In a released statement, Eaves says, “Texans who watched Carnival’s million-dollar ad campaign in Texas and bought their tickets in Texas and who boarded the ship in Texas deserve to have their case heard in Texas by a Texas judge.”
Carnival Triumph departed from the Port of Galveston before experiencing a fire on Feb. 10 off the coast of Mexico, leaving the vessel stranded at sea. The Carnival cruise ship was then towed to Mobile, Alabama, where it finally docked on Feb. 14.
According to the Jackson law firm, district court in Galveston ordered the seizing of the Triumph on March 29, 2012, based on Carnival Cruise Lines’ “lack of compliance to standards regarding on-board safety and procedures aimed at preserving the lives of passengers and crew.”
Eaves also represents passengers and family members of the January 2012, Costa Concordia tragedy.
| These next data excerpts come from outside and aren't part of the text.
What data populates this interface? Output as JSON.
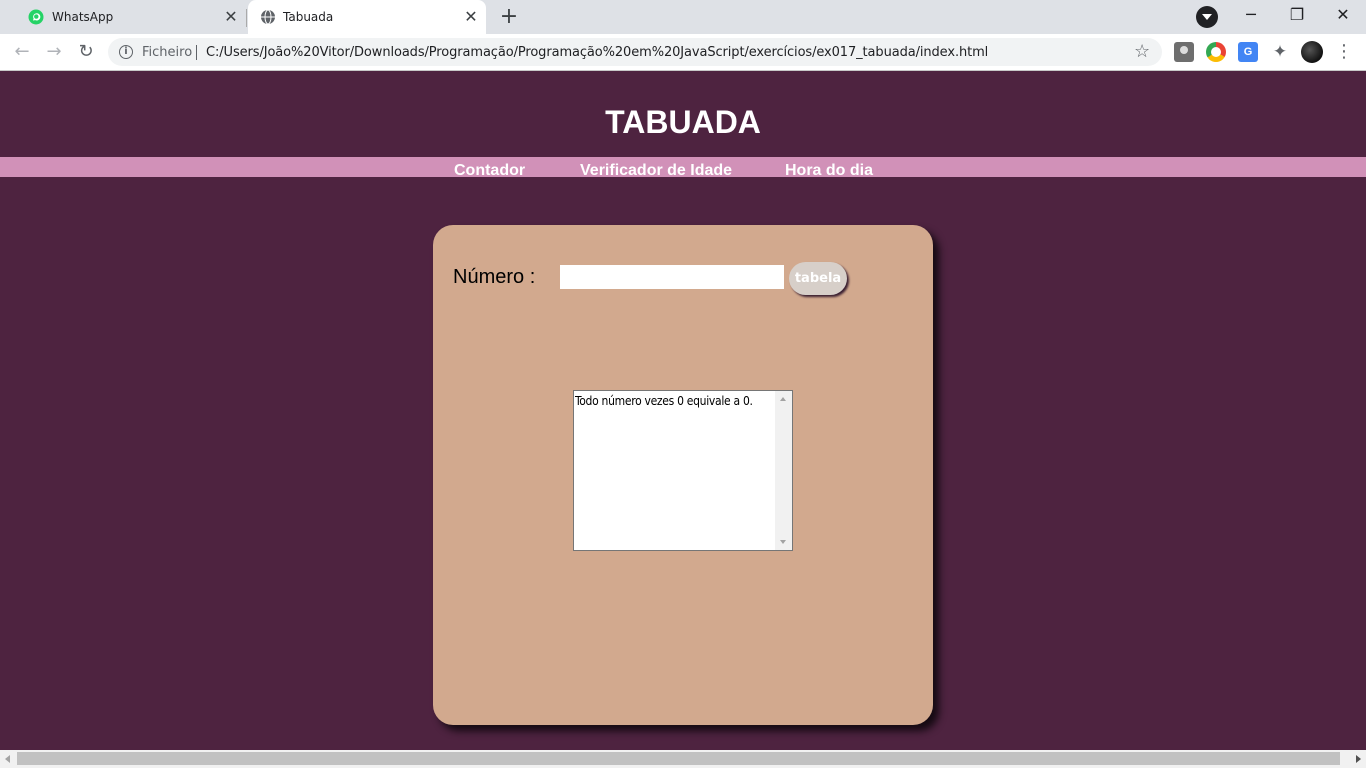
{
  "browser": {
    "tabs": [
      {
        "title": "WhatsApp",
        "favicon": "whatsapp-icon",
        "active": false
      },
      {
        "title": "Tabuada",
        "favicon": "globe-icon",
        "active": true
      }
    ],
    "scheme_label": "Ficheiro",
    "url": "C:/Users/João%20Vitor/Downloads/Programação/Programação%20em%20JavaScript/exercícios/ex017_tabuada/index.html",
    "colors": {
      "tabbar": "#dee1e6",
      "whatsapp": "#25d366"
    }
  },
  "page": {
    "title": "TABUADA",
    "nav": [
      "Contador",
      "Verificador de Idade",
      "Hora do dia"
    ],
    "form": {
      "label": "Número :",
      "input_value": "",
      "button_label": "tabela"
    },
    "result": {
      "text": "Todo número vezes 0 equivale a 0."
    },
    "colors": {
      "background": "#4e2340",
      "nav_bar": "#d191b8",
      "card": "#d2a98e",
      "button": "#d7cfc9"
    }
  }
}
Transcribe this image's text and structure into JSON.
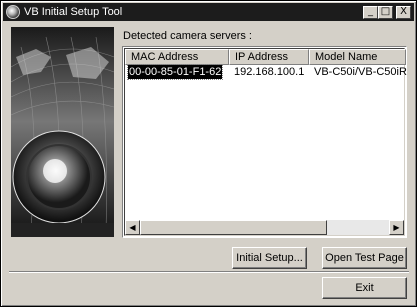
{
  "window": {
    "title": "VB Initial Setup Tool"
  },
  "titlebar_buttons": {
    "minimize": "_",
    "maximize": "□",
    "close": "X"
  },
  "main": {
    "label": "Detected camera servers :",
    "table": {
      "columns": [
        "MAC Address",
        "IP Address",
        "Model Name"
      ],
      "rows": [
        {
          "mac": "00-00-85-01-F1-62",
          "ip": "192.168.100.1",
          "model": "VB-C50i/VB-C50iR",
          "selected": true
        }
      ]
    },
    "scroll_arrows": {
      "left": "◀",
      "right": "▶"
    }
  },
  "buttons": {
    "initial_setup": "Initial Setup...",
    "open_test_page": "Open Test Page",
    "exit": "Exit"
  }
}
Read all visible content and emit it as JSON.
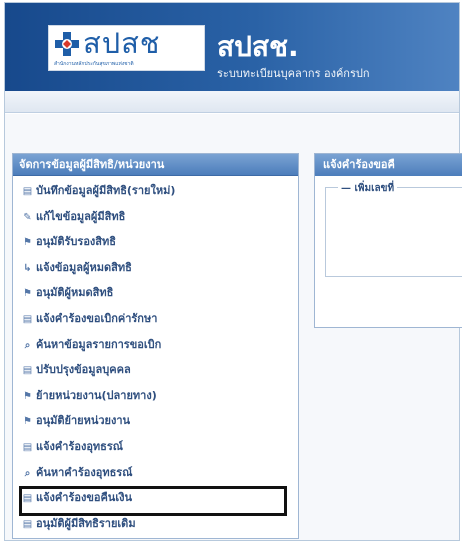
{
  "header": {
    "logo_text": "สปสช",
    "logo_subtitle": "สำนักงานหลักประกันสุขภาพแห่งชาติ",
    "app_title": "สปสช.",
    "app_subtitle": "ระบบทะเบียนบุคลากร องค์กรปก"
  },
  "menu": {
    "title": "จัดการข้อมูลผู้มีสิทธิ/หน่วยงาน",
    "items": [
      {
        "label": "บันทึกข้อมูลผู้มีสิทธิ(รายใหม่)",
        "icon": "form-icon"
      },
      {
        "label": "แก้ไขข้อมูลผู้มีสิทธิ",
        "icon": "edit-icon"
      },
      {
        "label": "อนุมัติรับรองสิทธิ",
        "icon": "flag-icon"
      },
      {
        "label": "แจ้งข้อมูลผู้หมดสิทธิ",
        "icon": "notify-icon"
      },
      {
        "label": "อนุมัติผู้หมดสิทธิ",
        "icon": "flag-icon"
      },
      {
        "label": "แจ้งคำร้องขอเบิกค่ารักษา",
        "icon": "form-icon"
      },
      {
        "label": "ค้นหาข้อมูลรายการขอเบิก",
        "icon": "search-icon"
      },
      {
        "label": "ปรับปรุงข้อมูลบุคคล",
        "icon": "form-icon"
      },
      {
        "label": "ย้ายหน่วยงาน(ปลายทาง)",
        "icon": "flag-icon"
      },
      {
        "label": "อนุมัติย้ายหน่วยงาน",
        "icon": "flag-icon"
      },
      {
        "label": "แจ้งคำร้องอุทธรณ์",
        "icon": "form-icon"
      },
      {
        "label": "ค้นหาคำร้องอุทธรณ์",
        "icon": "search-icon"
      },
      {
        "label": "แจ้งคำร้องขอคืนเงิน",
        "icon": "form-icon",
        "highlighted": true
      },
      {
        "label": "อนุมัติผู้มีสิทธิรายเดิม",
        "icon": "form-icon"
      }
    ]
  },
  "content": {
    "title": "แจ้งคำร้องขอคื",
    "legend": "— เพิ่มเลขที่"
  }
}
The Carnival-subsidiary owned vessel ran aground on the Italian coastline killing 32 passengers including two Americans.
“Once again, Carnival’s desire to increase profits at the risk of passenger safety has resulted in putting passengers at risk,” he said. “The same inadequate standards that caused the sinking of the Costa Concordia are the same problems on every Carnival cruise vessel. Carnival has had billion-dollar profits yet consistently cuts costs in hiring and training of its crew, in the discipline of its officers, in the design of its vessels and, as we know now, in the maintenance in its mechanical operations.”